その点、扇風機は優れものだ。首が回るから家族全員に平等に優しい風が行き渡るし、その上温度も丁度いい。当たってないと暑いが、当たりすぎてても体に悪いから偉い。あと扇風機の羽音も好きだ。前に座って「あ〜〜〜〜」と声を出して遊んでいた幼少期を思い出す。
「あら、蝉の鳴き声」
カナカナカナ――と、またもやヒグラシの鳴き声が響く。折角なので先程湧いた疑問を、幻想郷の管理者たる彼女に聞いてみる。
「蝉って普通昼に鳴きますよね? 夜に鳴いてるってことは妖怪の類なんです?」
「貴方はどう思う?」
ニヤニヤと、胡散臭げな笑みを浮かべて彼女は頬杖をつく。わからないから聞いてるんです、と言いかけたが寸でのところで止めた。

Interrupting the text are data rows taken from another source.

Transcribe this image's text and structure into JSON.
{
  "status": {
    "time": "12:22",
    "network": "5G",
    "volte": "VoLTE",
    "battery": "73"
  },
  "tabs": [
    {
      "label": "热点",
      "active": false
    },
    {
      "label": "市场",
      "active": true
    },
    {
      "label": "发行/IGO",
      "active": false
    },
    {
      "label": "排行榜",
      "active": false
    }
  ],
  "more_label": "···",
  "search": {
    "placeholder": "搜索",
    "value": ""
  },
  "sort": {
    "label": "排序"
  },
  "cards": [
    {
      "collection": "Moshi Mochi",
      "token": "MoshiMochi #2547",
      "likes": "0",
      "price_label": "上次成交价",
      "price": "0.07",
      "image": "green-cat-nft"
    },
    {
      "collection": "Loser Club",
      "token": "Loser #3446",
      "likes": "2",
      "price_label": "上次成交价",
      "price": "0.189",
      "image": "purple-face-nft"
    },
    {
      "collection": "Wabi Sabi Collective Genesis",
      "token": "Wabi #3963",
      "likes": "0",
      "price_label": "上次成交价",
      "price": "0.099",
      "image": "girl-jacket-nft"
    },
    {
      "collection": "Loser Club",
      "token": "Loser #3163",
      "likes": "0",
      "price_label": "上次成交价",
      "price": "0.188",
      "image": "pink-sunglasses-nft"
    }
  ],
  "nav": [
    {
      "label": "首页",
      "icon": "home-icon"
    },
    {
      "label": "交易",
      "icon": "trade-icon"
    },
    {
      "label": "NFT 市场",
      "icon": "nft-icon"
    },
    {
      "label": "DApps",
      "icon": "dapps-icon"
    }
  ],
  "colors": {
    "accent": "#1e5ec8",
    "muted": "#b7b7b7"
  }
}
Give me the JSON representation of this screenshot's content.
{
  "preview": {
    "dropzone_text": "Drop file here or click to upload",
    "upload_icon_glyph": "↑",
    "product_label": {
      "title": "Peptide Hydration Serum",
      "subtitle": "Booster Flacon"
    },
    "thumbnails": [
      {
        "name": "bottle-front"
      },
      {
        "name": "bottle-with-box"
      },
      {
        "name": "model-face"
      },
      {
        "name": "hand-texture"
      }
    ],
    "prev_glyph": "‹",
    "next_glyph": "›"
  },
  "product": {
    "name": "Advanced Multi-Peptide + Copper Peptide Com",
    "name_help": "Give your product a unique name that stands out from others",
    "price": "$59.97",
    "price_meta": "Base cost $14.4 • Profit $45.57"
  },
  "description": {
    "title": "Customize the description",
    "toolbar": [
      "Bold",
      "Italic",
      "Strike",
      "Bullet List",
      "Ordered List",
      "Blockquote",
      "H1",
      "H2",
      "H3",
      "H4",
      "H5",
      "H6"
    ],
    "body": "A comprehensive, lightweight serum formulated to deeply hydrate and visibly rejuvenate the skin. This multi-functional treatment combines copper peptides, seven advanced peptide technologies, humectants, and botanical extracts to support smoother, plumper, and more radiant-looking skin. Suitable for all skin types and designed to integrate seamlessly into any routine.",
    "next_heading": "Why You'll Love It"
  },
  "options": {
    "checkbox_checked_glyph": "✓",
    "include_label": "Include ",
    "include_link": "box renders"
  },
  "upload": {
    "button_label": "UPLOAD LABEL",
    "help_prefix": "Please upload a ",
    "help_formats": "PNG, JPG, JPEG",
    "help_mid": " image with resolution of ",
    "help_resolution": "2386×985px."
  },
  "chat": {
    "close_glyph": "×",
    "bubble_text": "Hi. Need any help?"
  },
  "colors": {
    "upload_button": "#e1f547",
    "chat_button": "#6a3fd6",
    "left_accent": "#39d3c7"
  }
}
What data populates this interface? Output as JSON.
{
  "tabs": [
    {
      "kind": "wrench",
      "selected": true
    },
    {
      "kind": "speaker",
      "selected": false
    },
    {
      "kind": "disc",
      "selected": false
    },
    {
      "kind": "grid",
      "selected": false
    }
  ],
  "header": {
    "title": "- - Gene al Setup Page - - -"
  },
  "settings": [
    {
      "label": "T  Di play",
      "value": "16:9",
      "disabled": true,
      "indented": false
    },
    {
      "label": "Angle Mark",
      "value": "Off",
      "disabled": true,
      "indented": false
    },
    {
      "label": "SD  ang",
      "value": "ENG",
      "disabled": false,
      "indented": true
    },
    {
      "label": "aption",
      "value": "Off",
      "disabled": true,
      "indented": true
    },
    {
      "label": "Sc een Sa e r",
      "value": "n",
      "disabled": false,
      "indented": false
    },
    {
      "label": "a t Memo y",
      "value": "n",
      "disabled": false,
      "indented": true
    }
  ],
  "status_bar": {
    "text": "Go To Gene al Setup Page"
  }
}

「……蝉は夜行性の虫ではないですし、こんな時間に鳴いているのも聞いたことがないです。やはり妖怪――」
言いかけて、しかしどうなのだと首を傾げる。私は普通の人間であるが、妖怪と応対すれば大なり小なり妖気と呼ばれるものを大体感じる。力の弱い妖怪であったり、距離が遠いから――という可能性もあるが、何となく、純粋な蝉である気がする。
「――とも言い難いですね。やれやれ、私にはお手上げですよ」
身振りもいれて、おどけて笑った。彼女が、グラスを揺らしながら言う。
「貴方も相当胡散臭いわよ」
「きっと誰かさんのが移ったんですね」
「あらあら、それはそれは」
移るものでもないでしょうに、という紫さんの言葉に、「好きな人の仕草や性格って、自然と移るみたいですよ?」とこの前何かで見た知識で返した。言いながら、邪念が少し心の端を過ぎった気がした。
「で、あの蝉は何なんですか?」
逸れていた話を戻す。一度気になったものはやっぱり気になるのである。
「あの蝉はね、普通の蝉よ」
多分、という不確定な補足が加わった。どっちですか一体。
「今のところは普通の蝉だけど、直にそうではなくなるかもしれない。だから断言はできないわ」
「本当に普通の蝉なら、こんな時間に鳴かないのでは?」
「昼間寝過ごしちゃった、のんびりさんな蝉なのかもしれないじゃない?」
言い方が可愛らしく感ぜられて、毒気を抜かれた。確かにそうかもしれない。どころか、むしろきっとそうに違いない、という謎の確信が湧いてきた。
「蝉も、寝苦しいのかもしれないですしね」
ヒグラシはまだ鳴き続けていた。あいつも、誰か好きな子の隣にいるのだろうか。何か移せているのだろうか。私は、彼女に何を――――なんて考えたところで、戯言だなと笑い、温くなったグラスを突き合わせるのだった。